A 25-foot ladder leans against a wall so that it is 20 feet high at the top. The ladder is moved so that the base of the ladder travels toward the wall twice the distance that the top of the ladder moves up. How much higher is the top of the ladder now? (Hint: Let 15-2x be the distance from the base of the ladder to the wall.)

Therefore the top of the ladder moves up 4 ft.

Explanation:

Given that a 25 foot ladder incline against a wall. So the top of it is 20 feet high.

It forms a right angled triangle.

Here Altitude = 20 foot, hypotenuses = 25 feet

Let the base = x

We applying the Pythagorean Theorem

Altitude² + base² = hypotenuses²

⇒20²+x² = 25²

⇒x² = 625-400

⇒x² = 225

⇒x=15 foot

The distance between the bottom of the ladder and wall is 15 feet.

Again given that, the ladder is moved so that ladder travels toward wall twice the distance that the top of the ladder moves up.

Consider the top of the ladder moves up y feet.

So, The bottom of the ladder moves towards wall = 2y.

(15-2y) feet is the distance between the wall and the bottom of the ladder.

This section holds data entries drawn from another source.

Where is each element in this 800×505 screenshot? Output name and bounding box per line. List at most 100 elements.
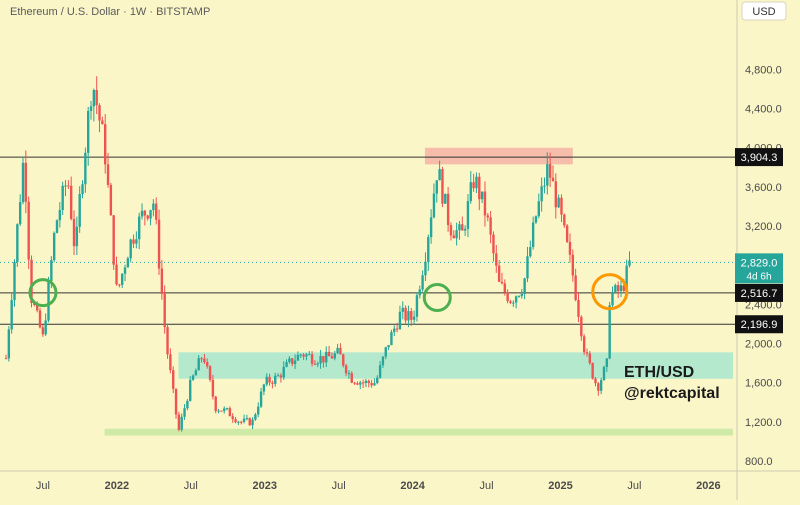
candle-body-114	[327, 351, 331, 357]
candle-body-38	[112, 215, 115, 265]
y-tick-label-3: 2,000.0	[745, 339, 782, 351]
y-tick-label-10: 4,800.0	[745, 64, 782, 76]
candle-body-216	[616, 285, 620, 292]
candle-body-98	[282, 366, 285, 378]
orange-circle-marker-2	[591, 273, 629, 311]
candle-body-83	[240, 421, 243, 423]
markers-layer	[28, 273, 629, 313]
candle-body-63	[183, 408, 186, 417]
candle-body-81	[234, 419, 237, 423]
pair-annotation: ETH/USD	[624, 364, 694, 381]
x-tick-label-6: Jul	[480, 480, 494, 492]
candle-body-42	[123, 267, 127, 274]
candle-body-64	[186, 400, 189, 409]
level-tag-2	[735, 315, 783, 334]
candle-body-136	[390, 332, 393, 346]
candle-body-36	[106, 164, 110, 185]
candle-body-125	[359, 382, 362, 385]
candle-body-121	[347, 373, 351, 375]
candle-body-133	[381, 356, 385, 366]
candle-body-113	[325, 351, 328, 363]
current-price-countdown: 4d 6h	[746, 271, 771, 282]
y-tick-label-2: 1,600.0	[745, 378, 782, 390]
y-tick-label-6: 3,200.0	[745, 221, 782, 233]
candle-body-158	[452, 235, 455, 239]
candle-body-106	[305, 354, 308, 357]
candle-body-187	[534, 216, 538, 223]
candle-body-170	[486, 215, 489, 218]
candle-body-22	[67, 185, 70, 187]
candle-body-91	[262, 384, 266, 392]
candle-body-6	[21, 162, 25, 203]
candle-body-29	[86, 110, 90, 153]
x-tick-label-1: 2022	[105, 480, 129, 492]
candle-body-141	[404, 307, 407, 321]
candle-body-185	[529, 247, 532, 257]
x-tick-label-5: 2024	[400, 480, 425, 492]
candle-body-151	[432, 193, 436, 218]
candle-body-181	[517, 295, 521, 297]
x-tick-label-7: 2025	[548, 480, 572, 492]
candle-body-109	[313, 363, 317, 365]
candle-body-140	[401, 307, 404, 312]
candle-body-149	[427, 237, 430, 262]
candle-body-34	[101, 120, 104, 125]
candle-body-23	[69, 185, 73, 219]
candle-body-186	[531, 222, 535, 248]
currency-button[interactable]: USD	[741, 1, 787, 21]
x-tick-label-0: Jul	[36, 480, 50, 492]
time-axis[interactable]: Jul 2022 Jul 2023 Jul 2024 Jul 2025 Jul 2026	[36, 480, 721, 492]
x-tick-label-4: Jul	[332, 480, 346, 492]
candle-body-193	[551, 177, 555, 182]
candle-body-48	[140, 210, 144, 217]
candle-body-92	[265, 376, 268, 385]
candle-body-134	[384, 347, 387, 357]
candle-body-25	[75, 226, 79, 247]
candle-body-67	[194, 370, 198, 376]
candle-body-207	[591, 363, 594, 379]
candle-body-144	[412, 316, 416, 320]
candle-body-169	[483, 191, 487, 216]
candle-body-203	[580, 316, 583, 337]
candle-body-191	[546, 164, 549, 186]
candle-body-129	[370, 383, 373, 386]
candle-body-13	[41, 327, 45, 335]
candle-body-3	[13, 261, 16, 301]
candle-body-130	[373, 383, 376, 386]
candle-body-119	[342, 354, 345, 366]
candle-body-179	[512, 302, 515, 304]
candle-body-70	[203, 358, 206, 363]
candle-body-80	[231, 416, 234, 420]
price-tags: 3,904.3 2,516.7 2,196.9 2,829.0 4d 6h	[735, 148, 783, 334]
support-zone	[178, 352, 733, 379]
candle-body-159	[455, 230, 458, 239]
candle-body-65	[189, 379, 192, 401]
candle-body-61	[177, 414, 181, 430]
candle-body-12	[38, 310, 42, 328]
y-tick-label-0: 800.0	[745, 456, 773, 468]
green-circle-marker-0	[28, 278, 58, 308]
candle-body-40	[118, 284, 121, 286]
candle-body-145	[415, 295, 419, 317]
candle-body-116	[333, 353, 336, 359]
candle-body-220	[628, 260, 631, 266]
candle-body-195	[557, 197, 560, 208]
candle-body-180	[514, 296, 518, 303]
candle-body-139	[398, 311, 402, 330]
candle-body-96	[276, 375, 280, 377]
candle-body-43	[126, 258, 130, 268]
candle-body-54	[157, 219, 161, 269]
candle-body-172	[492, 234, 495, 254]
candle-body-120	[344, 365, 348, 374]
candle-body-101	[291, 358, 294, 365]
candle-body-71	[206, 362, 209, 367]
levels-layer	[0, 156, 737, 325]
candle-body-74	[214, 396, 217, 412]
candle-body-58	[169, 354, 172, 371]
candle-body-11	[35, 305, 39, 311]
candle-body-75	[217, 410, 220, 412]
candle-body-205	[585, 352, 589, 354]
candle-body-102	[293, 360, 297, 365]
candle-body-171	[489, 217, 492, 235]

And the top of the ladder is = (20+y)

Now base = 15-2y, altitude = 20+y and hypotenuse = 25

Applying Pythagorean Theorem,

(20+y) ² + (15-2y) ²=25²

⇒400+40y+y²+225-60y+4y²=625

⇒5y²-20y+625=625

⇒5y²-20y=0

⇒5y (y-4) = 0

⇒y=0,4

y=0 does not make sense.

∴y=4 ft

Therefore the top of the ladder moves up 4 ft.